Tuesday 23 February 2016

Zika in context

Skip all this if you want the 4 minute video answer from Hank Green.
Zika is a Flavivirus related to those that cause yellow fever, West Nile Fever, and hepatitis C and very closely related to Dengue Fever Virus. [L: fuller picture on web]The family is named for Yellow Fever Virus, which in turn is named for the bright yellow colour you turn if you catch a dose of YFV.  I was doing Yellow Fever earlier in the year mainly in order to set the scene for the emergent Zika health scare which is making the news on a regular basis in 2016.  I've also mentioned West Nile Virus because of its peculiar relationship with the immune system and HIV: a delta-32 mutation in CCR5 confers substantial resistance to HIV but lays you more open to attack by WNV.  That's really interesting because it hints at the multiple assaults which have shaped our immune system to work effectively most of the time. We shout and complain when we catch something dreadful but don't give credit for the innumerable times incoming viruses and emergent tumours are knobbled before they get a toe-hold. Zika is nothing like Ebola EBOV [bloboprev]; which is an a totally different family and will kill not only you and your fetus but is likely to wipe out your entire village. With Ebola, your liver and kidneys shut down and you bleed from all orifices until you die; which takes a couple of weeks.  Nasty.

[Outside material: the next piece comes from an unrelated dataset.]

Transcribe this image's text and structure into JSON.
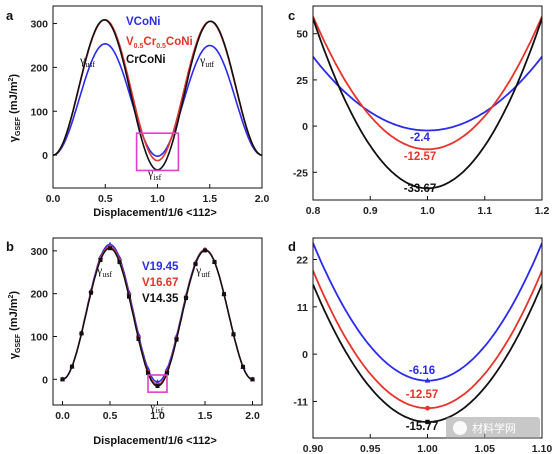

One of the peculiar observations that tells us that evolution is shaping the system is that when you align the sequences of Flaviviruses to determine which varieties are closer to each other and which more distant, they fall out into family lineages. That's not so surprising because the analysis inherently works towards that outcome - it's circular. What is unexpected/independent is that the vectors (Aedes mosquito, Ixodes tick, Culux midge, shared needle) that transmit the viruses very closely track the relationships based on sequence similarity. [picture]  In the picture shown at the top of this Blob, Yokose virus [at the bottom] is flagged as "no known vector". You may bet €5, but not €5,000, that it, like its cousin YFV is carried by mosquitos rather than ticks and midges.  This onservation doesn't cut both ways, Culicoides midges can transmit a variety of other blood-borne viruses including Schmallenberg which distressed sheep-farmers in Ireland a couple of years ago.

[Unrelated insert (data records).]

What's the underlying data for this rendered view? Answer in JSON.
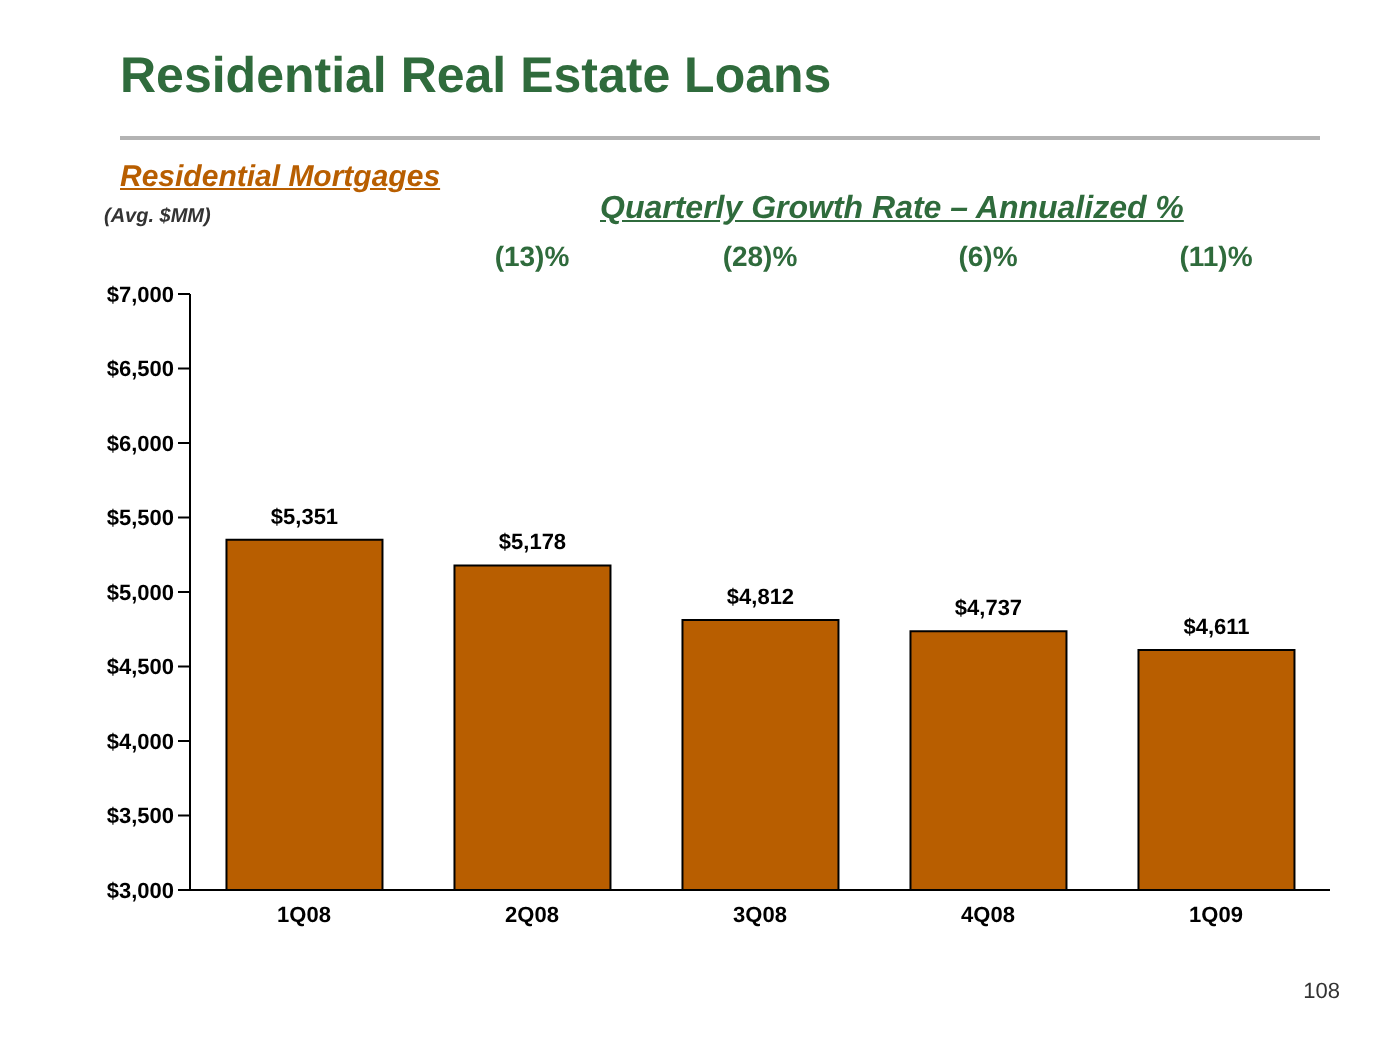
{
  "chart_data": {
    "type": "bar",
    "title": "Residential Real Estate Loans",
    "subtitle": "Residential Mortgages",
    "ylabel": "(Avg. $MM)",
    "categories": [
      "1Q08",
      "2Q08",
      "3Q08",
      "4Q08",
      "1Q09"
    ],
    "values": [
      5351,
      5178,
      4812,
      4737,
      4611
    ],
    "value_labels": [
      "$5,351",
      "$5,178",
      "$4,812",
      "$4,737",
      "$4,611"
    ],
    "color": "#b85e00",
    "ylim": [
      3000,
      7000
    ],
    "yticks": [
      {
        "value": 3000,
        "label": "$3,000"
      },
      {
        "value": 3500,
        "label": "$3,500"
      },
      {
        "value": 4000,
        "label": "$4,000"
      },
      {
        "value": 4500,
        "label": "$4,500"
      },
      {
        "value": 5000,
        "label": "$5,000"
      },
      {
        "value": 5500,
        "label": "$5,500"
      },
      {
        "value": 6000,
        "label": "$6,000"
      },
      {
        "value": 6500,
        "label": "$6,500"
      },
      {
        "value": 7000,
        "label": "$7,000"
      }
    ],
    "annotations": [
      "Quarterly Growth Rate – Annualized  %",
      "(13)%",
      "(28)%",
      "(6)%",
      "(11)%",
      "108"
    ],
    "grid": false,
    "legend": false
  }
}
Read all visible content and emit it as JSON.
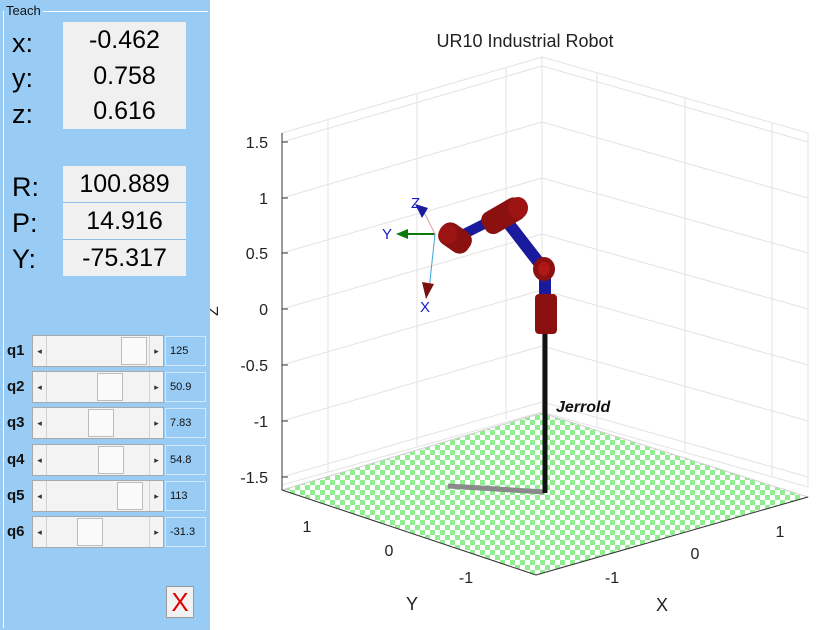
{
  "teach": {
    "legend": "Teach",
    "position": [
      {
        "label": "x:",
        "value": "-0.462"
      },
      {
        "label": "y:",
        "value": "0.758"
      },
      {
        "label": "z:",
        "value": "0.616"
      }
    ],
    "orientation": [
      {
        "label": "R:",
        "value": "100.889"
      },
      {
        "label": "P:",
        "value": "14.916"
      },
      {
        "label": "Y:",
        "value": "-75.317"
      }
    ],
    "joints": [
      {
        "label": "q1",
        "value": "125",
        "slider_fraction": 0.95
      },
      {
        "label": "q2",
        "value": "50.9",
        "slider_fraction": 0.64
      },
      {
        "label": "q3",
        "value": "7.83",
        "slider_fraction": 0.52
      },
      {
        "label": "q4",
        "value": "54.8",
        "slider_fraction": 0.65
      },
      {
        "label": "q5",
        "value": "113",
        "slider_fraction": 0.9
      },
      {
        "label": "q6",
        "value": "-31.3",
        "slider_fraction": 0.38
      }
    ],
    "close_label": "X"
  },
  "plot": {
    "title": "UR10 Industrial Robot",
    "z_ticks": [
      "1.5",
      "1",
      "0.5",
      "0",
      "-0.5",
      "-1",
      "-1.5"
    ],
    "y_ticks": [
      "1",
      "0",
      "-1"
    ],
    "x_ticks": [
      "-1",
      "0",
      "1"
    ],
    "x_axis_label": "X",
    "y_axis_label": "Y",
    "z_axis_label": "Z",
    "robot_name": "Jerrold",
    "frame_labels": {
      "x": "X",
      "y": "Y",
      "z": "Z"
    },
    "colors": {
      "panel": "#99ccf5",
      "link": "#1a1a9c",
      "joint": "#8b1010",
      "floor_a": "#90ee90",
      "floor_b": "#ffffff",
      "close_x": "#e00000"
    }
  }
}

Schmallenberg is interesting because it is mild in its symptoms, unless the ewe happens to be at a certain stage in her pregnancy, then you can see a number of non-fatal fetal abnormalities most disturbingly associated with the central nervous system. Remind you of German Measles / Rubella? . . . Remind you of Zika?  Because that's the whole story really with Zika. If  you have a Y chromosome or you're not preg, then Zika means sniffles, perhaps a rash and you get over it.  In your first trimester and Zika may be doing a job on your fetus.  Some doctors are certain-sure that is the story: Zika is like Rubella or Schmallenberg in giving a hard knock to the fetal brain to prevent its development and causing microcephaly - which is unaccountably difficult to commentators to pronounce. I think most people, if they don't give up entirely, would say Micro Seph Ally - soft C because it precedes i or e, because that's the rule in Latin; although it really should be Keph because it's from the Greek κεφάλι. Some epidemiologists are not-so-sure because, although there are 4000 extra cases of microcephaly in Aedes-infested regions of Brazil, there has been no such spike in cases across the border in Colombia.  Others have noted that there were more unreported microcephaly cases before the appearance of Zika. It's difficult to conclusively establish the connexion between Zika and microcephaly at least partly because the symptoms are so mild in the mothers:
"Have you had the Zika?"
"No, no not me, I've always been in the prime of health"
and of course, conspiracy theorists are muddying the water with the suggestion that Monsanto is to blame for this along with everything else that is wrong with our world. Pyriproxyfen, an anti-mosquite spray which is being blamed for causing the birth defects, does kill insects by inferring with their development but it's far too simplistic an explanation given the current data.  And whatever explanation of microcepaly you listen to make sure that it is data-driven and not mere correlation based on a small sample size.  A cure requires us to nail the cause, not describe the sequelae or symptoms or associations.  If you look at TV ownership and suicide rate in countries across Europe you can find a significant correlation but no sane person suggests either that TV drives people over the edge or that suicidal people buy more televisions to brighten up their lives. Rather, both of these phenomena are well known symptoms of higher standard of living.